When Improvement Isn't Enough
- barissilahcioglu
- Jan 24
- 2 min read
Most underperforming companies start in the same place:
We just need to execute better.
Cost programs are launched. KPIs are tightened. Consultants arrive with operating models and slide decks. And for a while, things look controlled.
Then the results stall. At some point, performance improvement stops being a solution and becomes a delay.

Here are five signals that tell you it’s time to stop optimizing and start restructuring.
1. The Math Doesn’t Work
If your cost base was built for CHF 100m of revenue and the business now generates CHF 60m, no efficiency initiative will close that gap. You can cut travel. Freeze hiring. Renegotiate suppliers. It won’t matter. This is not an execution problem. It’s a structural one. The only answer is structural cost reduction, headcount, footprint, complexity.
2. The Market Has Moved
When the core product is disrupted, customer preferences have shifted, or the market itself is shrinking, execution excellence becomes irrelevant.

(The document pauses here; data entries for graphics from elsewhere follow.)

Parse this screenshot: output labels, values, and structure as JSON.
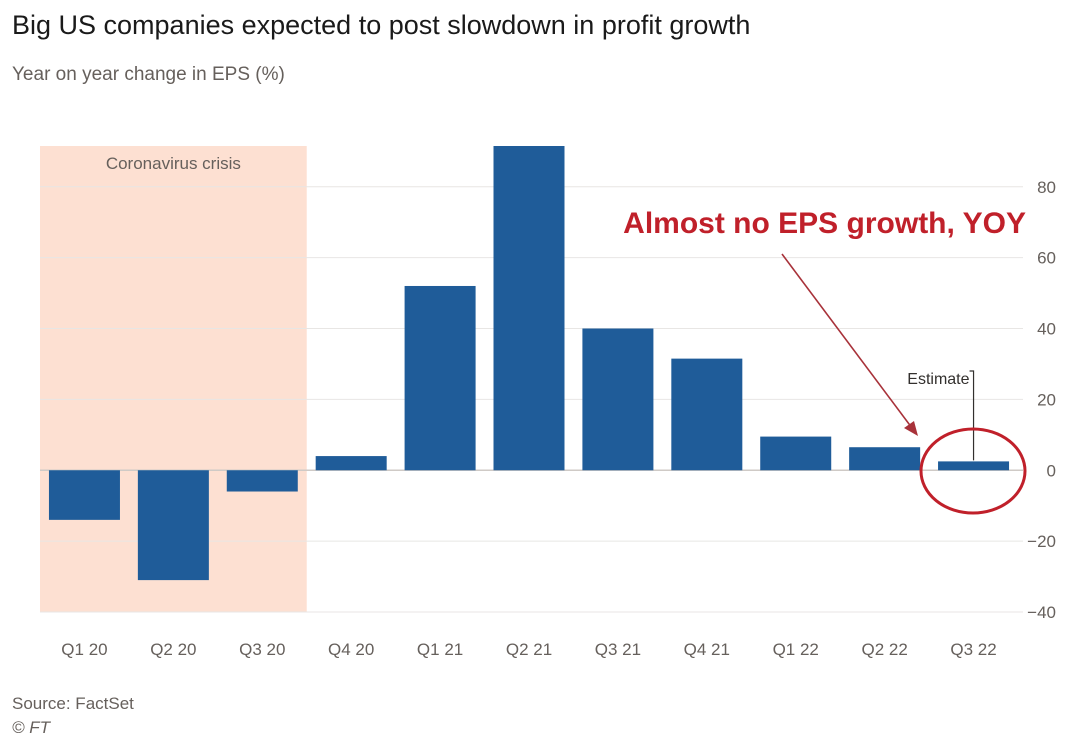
{
  "header": {
    "title": "Big US companies expected to post slowdown in profit growth",
    "subtitle": "Year on year change in EPS (%)"
  },
  "footer": {
    "source": "Source: FactSet",
    "copyright": "© FT"
  },
  "colors": {
    "bar": "#1f5c99",
    "shade": "#fde0d2",
    "annotation": "#c0202a",
    "grid": "#e8e6e4"
  },
  "chart_data": {
    "type": "bar",
    "categories": [
      "Q1 20",
      "Q2 20",
      "Q3 20",
      "Q4 20",
      "Q1 21",
      "Q2 21",
      "Q3 21",
      "Q4 21",
      "Q1 22",
      "Q2 22",
      "Q3 22"
    ],
    "values": [
      -14,
      -31,
      -6,
      4,
      52,
      91.5,
      40,
      31.5,
      9.5,
      6.5,
      2.5
    ],
    "ylim": [
      -40,
      91.5
    ],
    "yticks": [
      -40,
      -20,
      0,
      20,
      40,
      60,
      80
    ],
    "grid": true,
    "shaded_region": {
      "label": "Coronavirus crisis",
      "from": "Q1 20",
      "to": "Q3 20"
    },
    "estimate_label": "Estimate",
    "estimate_category": "Q3 22",
    "annotation": "Almost no EPS growth, YOY"
  }
}
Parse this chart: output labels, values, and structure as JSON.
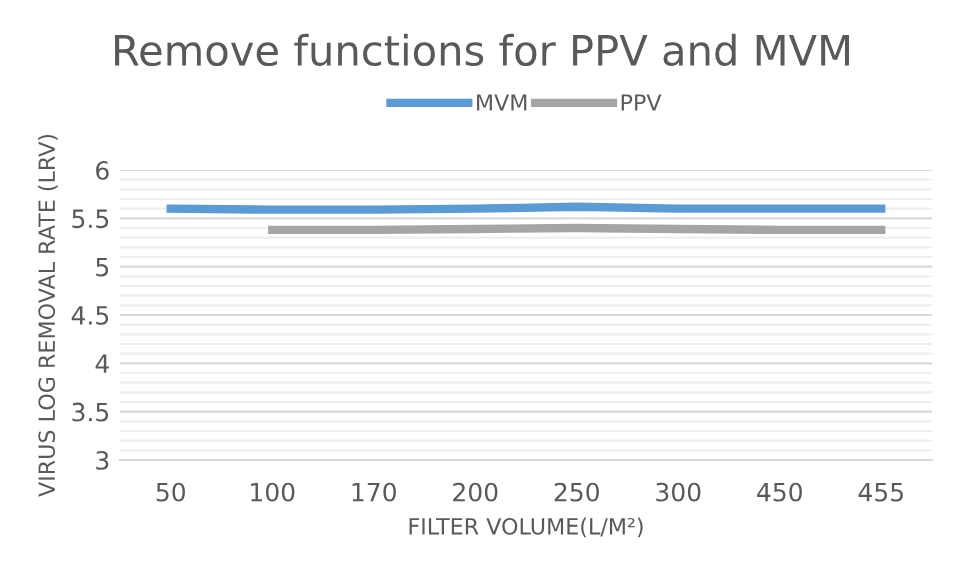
{
  "chart_data": {
    "type": "line",
    "title": "Remove functions for PPV and MVM",
    "xlabel": "FILTER VOLUME(L/M²)",
    "ylabel": "VIRUS LOG REMOVAL RATE (LRV)",
    "categories": [
      "50",
      "100",
      "170",
      "200",
      "250",
      "300",
      "450",
      "455"
    ],
    "series": [
      {
        "name": "MVM",
        "color": "#5b9bd5",
        "values": [
          5.6,
          5.59,
          5.59,
          5.6,
          5.62,
          5.6,
          5.6,
          5.6
        ]
      },
      {
        "name": "PPV",
        "color": "#a5a5a5",
        "values": [
          null,
          5.38,
          5.38,
          5.39,
          5.4,
          5.39,
          5.38,
          5.38
        ]
      }
    ],
    "ylim": [
      3,
      6
    ],
    "yticks": [
      3,
      {
        "value": 3.1,
        "label": null
      },
      {
        "value": 3.2,
        "label": null
      },
      {
        "value": 3.3,
        "label": null
      },
      {
        "value": 3.4,
        "label": null
      },
      3.5,
      {
        "value": 3.6,
        "label": null
      },
      {
        "value": 3.7,
        "label": null
      },
      {
        "value": 3.8,
        "label": null
      },
      {
        "value": 3.9,
        "label": null
      },
      4,
      {
        "value": 4.1,
        "label": null
      },
      {
        "value": 4.2,
        "label": null
      },
      {
        "value": 4.3,
        "label": null
      },
      {
        "value": 4.4,
        "label": null
      },
      4.5,
      {
        "value": 4.6,
        "label": null
      },
      {
        "value": 4.7,
        "label": null
      },
      {
        "value": 4.8,
        "label": null
      },
      {
        "value": 4.9,
        "label": null
      },
      5,
      {
        "value": 5.1,
        "label": null
      },
      {
        "value": 5.2,
        "label": null
      },
      {
        "value": 5.3,
        "label": null
      },
      {
        "value": 5.4,
        "label": null
      },
      5.5,
      {
        "value": 5.6,
        "label": null
      },
      {
        "value": 5.7,
        "label": null
      },
      {
        "value": 5.8,
        "label": null
      },
      {
        "value": 5.9,
        "label": null
      },
      6
    ],
    "grid": "y",
    "legend": "top",
    "marker": "none",
    "line_style": "solid"
  }
}
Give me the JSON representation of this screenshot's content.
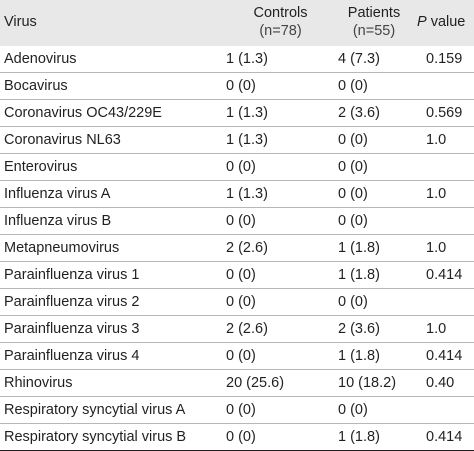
{
  "headers": {
    "virus": "Virus",
    "controls": "Controls",
    "controls_n": "(n=78)",
    "patients": "Patients",
    "patients_n": "(n=55)",
    "p_italic": "P",
    "p_rest": " value"
  },
  "rows": [
    {
      "virus": "Adenovirus",
      "controls": "1 (1.3)",
      "patients": "4 (7.3)",
      "p": "0.159"
    },
    {
      "virus": "Bocavirus",
      "controls": "0 (0)",
      "patients": "0 (0)",
      "p": ""
    },
    {
      "virus": "Coronavirus OC43/229E",
      "controls": "1 (1.3)",
      "patients": "2 (3.6)",
      "p": "0.569"
    },
    {
      "virus": "Coronavirus NL63",
      "controls": "1 (1.3)",
      "patients": "0 (0)",
      "p": "1.0"
    },
    {
      "virus": "Enterovirus",
      "controls": "0 (0)",
      "patients": "0 (0)",
      "p": ""
    },
    {
      "virus": "Influenza virus A",
      "controls": "1 (1.3)",
      "patients": "0 (0)",
      "p": "1.0"
    },
    {
      "virus": "Influenza virus B",
      "controls": "0 (0)",
      "patients": "0 (0)",
      "p": ""
    },
    {
      "virus": "Metapneumovirus",
      "controls": "2 (2.6)",
      "patients": "1 (1.8)",
      "p": "1.0"
    },
    {
      "virus": "Parainfluenza virus 1",
      "controls": "0 (0)",
      "patients": "1 (1.8)",
      "p": "0.414"
    },
    {
      "virus": "Parainfluenza virus 2",
      "controls": "0 (0)",
      "patients": "0 (0)",
      "p": ""
    },
    {
      "virus": "Parainfluenza virus 3",
      "controls": "2 (2.6)",
      "patients": "2 (3.6)",
      "p": "1.0"
    },
    {
      "virus": "Parainfluenza virus 4",
      "controls": "0 (0)",
      "patients": "1 (1.8)",
      "p": "0.414"
    },
    {
      "virus": "Rhinovirus",
      "controls": "20 (25.6)",
      "patients": "10 (18.2)",
      "p": "0.40"
    },
    {
      "virus": "Respiratory syncytial virus A",
      "controls": "0 (0)",
      "patients": "0 (0)",
      "p": ""
    },
    {
      "virus": "Respiratory syncytial virus B",
      "controls": "0 (0)",
      "patients": "1 (1.8)",
      "p": "0.414"
    }
  ]
}
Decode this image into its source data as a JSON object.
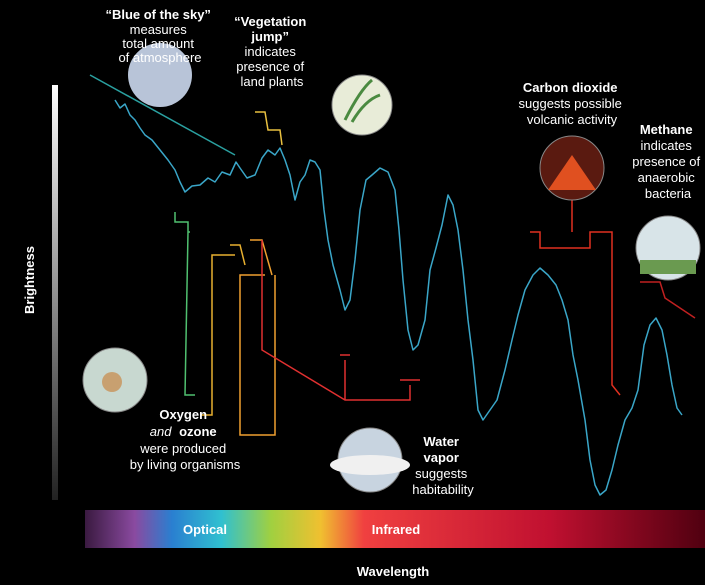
{
  "axes": {
    "y_label": "Brightness",
    "x_label": "Wavelength",
    "bands": [
      "Optical",
      "Infrared"
    ]
  },
  "annotations": [
    {
      "title": [
        "“Blue of the sky”"
      ],
      "body": [
        "measures",
        "total amount",
        "of atmosphere"
      ]
    },
    {
      "title": [
        "“Vegetation",
        "jump”"
      ],
      "body": [
        "indicates",
        "presence of",
        "land plants"
      ]
    },
    {
      "title": [
        "Carbon dioxide"
      ],
      "body": [
        "suggests possible",
        "volcanic activity"
      ]
    },
    {
      "title": [
        "Methane"
      ],
      "body": [
        "indicates",
        "presence of",
        "anaerobic",
        "bacteria"
      ]
    },
    {
      "title": [
        "Oxygen"
      ],
      "emphasis": "and",
      "title_cont": "ozone",
      "body": [
        "were produced",
        "by living organisms"
      ]
    },
    {
      "title": [
        "Water",
        "vapor"
      ],
      "body": [
        "suggests",
        "habitability"
      ]
    }
  ]
}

You can run the business perfectly and still fail. Performance improvement assumes the model is sound. Restructuring accepts that it may not be.
3. Subscale Everywhere
Multiple products. Multiple regions. Multiple business units. None with critical mass.
Overhead duplicated across the organization. Complexity without returns.
At this point, “focus” workshops are cosmetic. The real choices are harder: exit, consolidate, or divest. Restructuring is about deciding what not to be.
4. Unit Economics Are Broken
Weak revenue per head. Structurally thin margins. An LTV/CAC ratio that never worked and never will. If the unit economics are upside down, scale makes things worse, not better.
This isn’t about improving performance inside the model. It's about redesigning the model itself.
5. The Clock Is Ticking
When runway is measured in months, covenants are under pressure, and liquidity is tightening, gradual improvement becomes a luxury. There is no time for pilots. No time for phased programs. Speed matters more than elegance. Restructuring is not optional, it’s urgent.
The Real Shift
Performance improvement asks: How do we run this business better?
Restructuring asks: What business should we actually be running?
The mistake leaders make is waiting too long to switch the question.
By the time performance initiatives fail visibly, value has already been destroyed.
The companies that preserve value are the ones that move early, before optimization turns into denial.